There's not really a rule of thumb I think but I generally see if filesize of model * 1.5 <= VRAM then it's fine. Also 16k context length is good if you don't do long horizon tasks. Context length really only depends on how deep you want your model to do imo..

[-]

vasileer@reddit

Gemma3 models (probably gemma4 too) were trained with QAT (quantization aware training) for 4bits, and for most of models of over 3B params 4bits is preserving \~98% of quality.

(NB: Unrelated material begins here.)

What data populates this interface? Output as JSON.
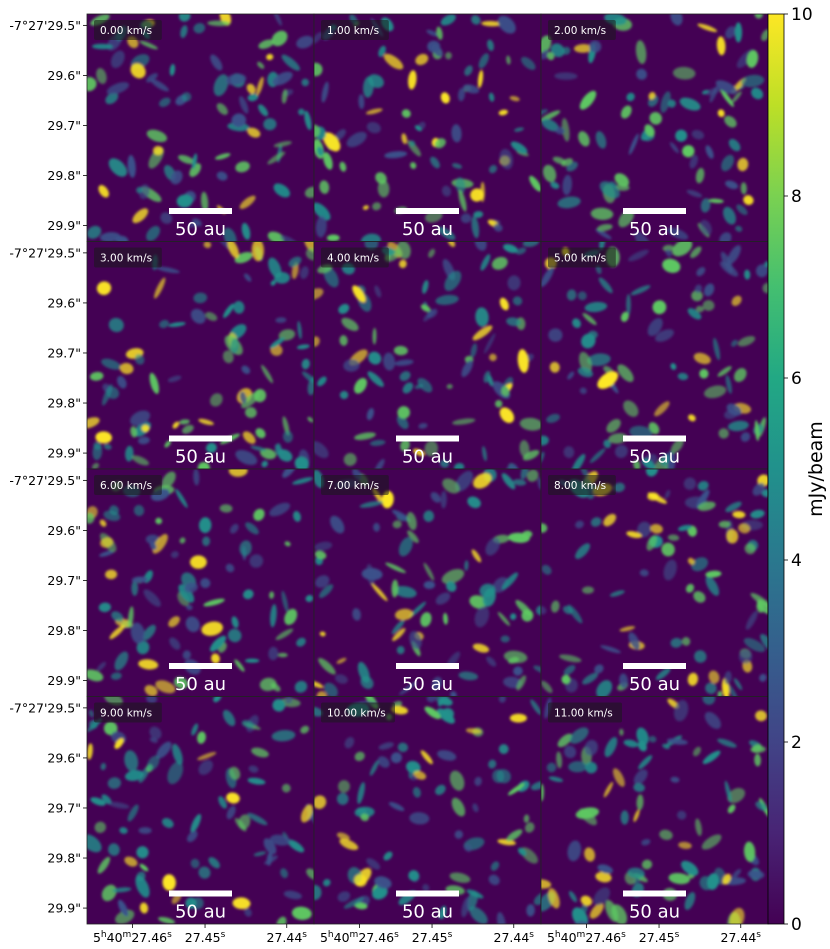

For context there is no rule of thumb, as each model can use (or not) various techniques like sliding attention, group attention, etc, and my rule of thumb for that is to measure myself, I run it with 8192 and then I do the rest of the math.

[-]

Pristine-Woodpecker@reddit

The QAT models were specifically marked so and were obviously released as 4-bit models. There's no such Gemma 4 model released.

[-]

vasileer@reddit

the scores for nvfp4 versions indicate one of the 2 things (or both): either gemma4 used these techniques (without announcing it), or that nvfp4 is so good

[-]

Fedor_Doc@reddit

In my experience, reasoning degrades considerably in 4-bit quants of Qwen 3.5 models. I compared Q4_NL and Q8_0 of 9B model by Unsloth, and it is a big difference in my tasks (code analysis).

[-]

CooperDK@reddit

Forget about Gemma 4. Basically, forget using LLMs with 8 GB of VRAM and 16 GB of RAM. Unless you use a 2b model or the Gemma-3n-E4B model which is made for phones and small computers... or if you have time to really wait and wait and wait. Oh, and you probably need to expand your pagefile too.

[-]

Deep-Vermicelli-4591@reddit

Use LM Studio, Get the Gemm 4 E4B model quantised by them. Their Q4 would definitely fit with good context. If you dont need that much then Q6 with lower context should fit.